Hacopian called the Azeri actions in Nagorno-Karabakh “genocide” and said that by tomorrow he expects the number of refugees to rise to 15,000 to 20,000. Ultimately he believes “95 per cent to 99 per cent” of the Armenian population in the region will flee because of the “risk of being murdered and tortured.”
Photos posted on social media showed the highways leading out of the region’s largest city, Stepanakert, filled with massive lines of cars filled with refugees. Many of the Armenians in Nagorno-Karabakh have called the region home for centuries.
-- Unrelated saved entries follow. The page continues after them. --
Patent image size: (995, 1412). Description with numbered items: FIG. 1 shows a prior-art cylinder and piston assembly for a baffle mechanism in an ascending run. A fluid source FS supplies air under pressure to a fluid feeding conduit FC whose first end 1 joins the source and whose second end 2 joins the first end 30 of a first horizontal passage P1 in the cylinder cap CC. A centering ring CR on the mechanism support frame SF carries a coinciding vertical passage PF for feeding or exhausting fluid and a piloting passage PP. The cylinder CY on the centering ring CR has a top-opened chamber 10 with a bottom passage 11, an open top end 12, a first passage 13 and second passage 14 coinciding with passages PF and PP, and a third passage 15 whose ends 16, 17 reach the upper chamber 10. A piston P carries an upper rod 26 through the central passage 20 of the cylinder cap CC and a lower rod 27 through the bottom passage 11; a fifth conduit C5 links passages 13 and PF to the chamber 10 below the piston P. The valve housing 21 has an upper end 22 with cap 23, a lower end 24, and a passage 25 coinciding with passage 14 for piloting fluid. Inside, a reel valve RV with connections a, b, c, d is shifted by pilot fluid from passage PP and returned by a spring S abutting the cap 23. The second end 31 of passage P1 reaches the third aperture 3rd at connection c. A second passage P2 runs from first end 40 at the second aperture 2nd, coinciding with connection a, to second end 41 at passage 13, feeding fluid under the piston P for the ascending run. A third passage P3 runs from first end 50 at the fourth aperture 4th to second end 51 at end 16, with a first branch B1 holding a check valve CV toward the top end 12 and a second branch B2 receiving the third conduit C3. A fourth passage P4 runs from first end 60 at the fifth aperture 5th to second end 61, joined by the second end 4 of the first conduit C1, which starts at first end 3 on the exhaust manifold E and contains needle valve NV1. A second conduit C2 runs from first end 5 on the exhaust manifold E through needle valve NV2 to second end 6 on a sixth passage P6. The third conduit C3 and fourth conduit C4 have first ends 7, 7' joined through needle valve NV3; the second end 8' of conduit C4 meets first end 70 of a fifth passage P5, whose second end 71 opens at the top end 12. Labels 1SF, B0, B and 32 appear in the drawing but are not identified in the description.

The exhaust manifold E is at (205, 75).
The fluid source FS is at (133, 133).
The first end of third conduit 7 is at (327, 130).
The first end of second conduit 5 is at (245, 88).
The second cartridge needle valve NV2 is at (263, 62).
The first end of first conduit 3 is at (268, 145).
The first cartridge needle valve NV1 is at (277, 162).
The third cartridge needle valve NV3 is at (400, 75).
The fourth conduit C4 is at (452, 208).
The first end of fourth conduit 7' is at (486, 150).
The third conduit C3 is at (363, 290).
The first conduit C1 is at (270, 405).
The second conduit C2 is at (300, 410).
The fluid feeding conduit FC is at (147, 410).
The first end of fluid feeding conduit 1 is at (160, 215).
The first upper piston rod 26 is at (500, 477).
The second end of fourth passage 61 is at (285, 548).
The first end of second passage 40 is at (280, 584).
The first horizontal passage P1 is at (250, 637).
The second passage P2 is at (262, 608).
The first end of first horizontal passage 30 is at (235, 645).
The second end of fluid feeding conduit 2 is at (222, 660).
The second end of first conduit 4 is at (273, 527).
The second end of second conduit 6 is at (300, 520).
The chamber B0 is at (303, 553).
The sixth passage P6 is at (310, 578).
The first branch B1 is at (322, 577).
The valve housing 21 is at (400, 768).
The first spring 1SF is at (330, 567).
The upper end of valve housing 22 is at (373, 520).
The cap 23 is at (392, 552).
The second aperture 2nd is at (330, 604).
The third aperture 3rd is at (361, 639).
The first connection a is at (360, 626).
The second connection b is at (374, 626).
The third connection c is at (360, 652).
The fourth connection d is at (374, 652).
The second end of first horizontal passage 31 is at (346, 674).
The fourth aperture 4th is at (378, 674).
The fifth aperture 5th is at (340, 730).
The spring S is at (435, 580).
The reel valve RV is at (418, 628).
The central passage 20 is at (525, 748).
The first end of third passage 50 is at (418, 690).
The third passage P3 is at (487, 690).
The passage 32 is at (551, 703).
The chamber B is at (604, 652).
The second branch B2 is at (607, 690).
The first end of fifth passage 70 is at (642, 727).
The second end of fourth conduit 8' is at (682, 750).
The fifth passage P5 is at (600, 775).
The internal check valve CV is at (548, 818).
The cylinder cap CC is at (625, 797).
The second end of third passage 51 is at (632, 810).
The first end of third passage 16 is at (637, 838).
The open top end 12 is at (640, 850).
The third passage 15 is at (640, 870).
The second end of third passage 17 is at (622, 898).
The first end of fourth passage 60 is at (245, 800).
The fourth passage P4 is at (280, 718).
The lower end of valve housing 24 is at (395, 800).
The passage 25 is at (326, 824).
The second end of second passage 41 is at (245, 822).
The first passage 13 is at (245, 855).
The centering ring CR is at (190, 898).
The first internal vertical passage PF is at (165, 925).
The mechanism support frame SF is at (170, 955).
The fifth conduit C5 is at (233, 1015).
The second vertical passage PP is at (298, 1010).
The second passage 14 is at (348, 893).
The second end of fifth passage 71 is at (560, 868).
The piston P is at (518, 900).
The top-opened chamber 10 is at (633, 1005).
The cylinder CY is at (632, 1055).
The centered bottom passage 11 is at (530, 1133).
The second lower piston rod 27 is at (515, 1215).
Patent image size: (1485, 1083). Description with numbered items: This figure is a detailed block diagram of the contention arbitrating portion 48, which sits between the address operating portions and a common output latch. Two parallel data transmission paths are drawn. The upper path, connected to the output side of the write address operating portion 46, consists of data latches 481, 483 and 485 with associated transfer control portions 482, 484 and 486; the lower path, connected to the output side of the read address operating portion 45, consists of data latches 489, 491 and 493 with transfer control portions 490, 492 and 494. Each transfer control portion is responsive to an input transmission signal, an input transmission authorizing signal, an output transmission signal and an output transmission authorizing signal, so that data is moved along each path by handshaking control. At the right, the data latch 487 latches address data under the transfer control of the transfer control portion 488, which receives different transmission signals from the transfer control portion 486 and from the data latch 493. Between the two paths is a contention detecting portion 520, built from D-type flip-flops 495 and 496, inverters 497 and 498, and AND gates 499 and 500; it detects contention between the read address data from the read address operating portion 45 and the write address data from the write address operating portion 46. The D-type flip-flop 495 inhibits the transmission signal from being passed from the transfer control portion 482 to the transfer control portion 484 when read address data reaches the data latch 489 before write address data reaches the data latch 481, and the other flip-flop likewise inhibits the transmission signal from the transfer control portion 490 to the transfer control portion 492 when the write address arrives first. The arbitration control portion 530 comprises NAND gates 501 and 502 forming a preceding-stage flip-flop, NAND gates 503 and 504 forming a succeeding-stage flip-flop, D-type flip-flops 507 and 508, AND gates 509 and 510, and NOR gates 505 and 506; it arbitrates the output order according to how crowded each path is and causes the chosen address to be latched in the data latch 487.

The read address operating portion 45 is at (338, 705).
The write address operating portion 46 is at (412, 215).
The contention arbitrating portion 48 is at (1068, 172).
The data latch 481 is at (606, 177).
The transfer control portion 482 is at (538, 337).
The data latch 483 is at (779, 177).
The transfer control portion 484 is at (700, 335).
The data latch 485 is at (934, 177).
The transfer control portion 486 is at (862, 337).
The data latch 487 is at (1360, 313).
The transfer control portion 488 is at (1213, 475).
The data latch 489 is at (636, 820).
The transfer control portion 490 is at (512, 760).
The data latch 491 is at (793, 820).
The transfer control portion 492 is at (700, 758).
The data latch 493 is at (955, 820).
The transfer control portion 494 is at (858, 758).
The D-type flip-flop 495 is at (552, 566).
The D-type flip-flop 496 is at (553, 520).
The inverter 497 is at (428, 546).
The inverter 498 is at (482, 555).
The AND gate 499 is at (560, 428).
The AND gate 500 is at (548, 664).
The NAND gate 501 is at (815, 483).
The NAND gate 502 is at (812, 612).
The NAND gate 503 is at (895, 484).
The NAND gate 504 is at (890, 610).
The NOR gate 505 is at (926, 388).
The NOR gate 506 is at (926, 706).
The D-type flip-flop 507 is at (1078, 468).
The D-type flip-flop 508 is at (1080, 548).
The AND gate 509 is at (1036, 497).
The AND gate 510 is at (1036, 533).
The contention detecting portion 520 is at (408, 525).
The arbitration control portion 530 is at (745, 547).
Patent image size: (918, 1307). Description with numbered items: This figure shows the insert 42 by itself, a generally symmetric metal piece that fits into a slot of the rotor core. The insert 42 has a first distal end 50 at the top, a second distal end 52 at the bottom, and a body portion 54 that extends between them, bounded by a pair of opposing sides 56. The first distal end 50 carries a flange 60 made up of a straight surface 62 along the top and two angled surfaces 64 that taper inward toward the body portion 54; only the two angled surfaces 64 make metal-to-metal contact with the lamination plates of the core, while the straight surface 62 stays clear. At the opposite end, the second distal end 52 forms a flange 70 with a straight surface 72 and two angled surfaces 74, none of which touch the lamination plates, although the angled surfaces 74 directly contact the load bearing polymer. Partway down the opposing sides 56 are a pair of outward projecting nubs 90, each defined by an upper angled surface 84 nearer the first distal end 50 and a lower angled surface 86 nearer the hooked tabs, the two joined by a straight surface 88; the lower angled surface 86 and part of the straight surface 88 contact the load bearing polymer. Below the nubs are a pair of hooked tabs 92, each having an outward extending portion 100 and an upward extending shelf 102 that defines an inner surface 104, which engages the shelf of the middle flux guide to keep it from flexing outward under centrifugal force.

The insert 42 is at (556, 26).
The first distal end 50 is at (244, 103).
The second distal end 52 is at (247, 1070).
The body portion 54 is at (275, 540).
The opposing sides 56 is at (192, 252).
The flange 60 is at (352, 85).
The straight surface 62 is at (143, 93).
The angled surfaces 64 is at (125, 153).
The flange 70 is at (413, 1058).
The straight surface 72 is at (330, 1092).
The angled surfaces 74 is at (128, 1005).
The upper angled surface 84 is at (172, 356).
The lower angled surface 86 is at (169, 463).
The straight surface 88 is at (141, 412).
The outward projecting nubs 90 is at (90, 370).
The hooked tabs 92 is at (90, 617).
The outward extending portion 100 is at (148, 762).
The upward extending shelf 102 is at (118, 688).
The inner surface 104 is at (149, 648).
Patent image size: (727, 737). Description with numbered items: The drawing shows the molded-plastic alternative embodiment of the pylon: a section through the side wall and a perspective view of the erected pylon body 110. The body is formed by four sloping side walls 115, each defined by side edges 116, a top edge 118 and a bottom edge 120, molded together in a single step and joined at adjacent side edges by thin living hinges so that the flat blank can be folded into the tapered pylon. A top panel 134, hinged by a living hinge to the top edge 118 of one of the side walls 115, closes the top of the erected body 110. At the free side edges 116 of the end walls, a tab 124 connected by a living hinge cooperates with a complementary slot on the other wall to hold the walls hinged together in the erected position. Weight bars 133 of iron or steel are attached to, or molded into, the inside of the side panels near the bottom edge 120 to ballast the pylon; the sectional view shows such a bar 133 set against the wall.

Now, all of that appears to be rapidly changing.
“Armenians cannot survive under Turkish or Azeri rule,” Nash-Marshall told CNA Monday, adding that the Azeri government “thrives on Armenophobia.”
She said that deeply rooted anti-Armenian sentiment in Azeri culture is exhibited by the military’s executions of Armenian prisoners of war in 2022 as well as recently erected memorials in the Azeri capital city, Baku, that depict “grossly exaggerated life-sized figures of dead and dying Armenian soldiers and chained captives.”
“Anyone who knows the history of the Armenian Genocide will recognize the pattern of Azerbaijan’s actions with respect to Eastern Armenians and the Artsakhtsi,” Nash-Marshall said.
According to Gegham Stepanyan, an Artsakh human rights defender, “thousands” more displaced ethnic Armenians “are now waiting for their evacuation to Armenia.”
“Many of them,” Stepanyan said, “simply have nowhere to stay, so they have to wait for their turn in the streets.”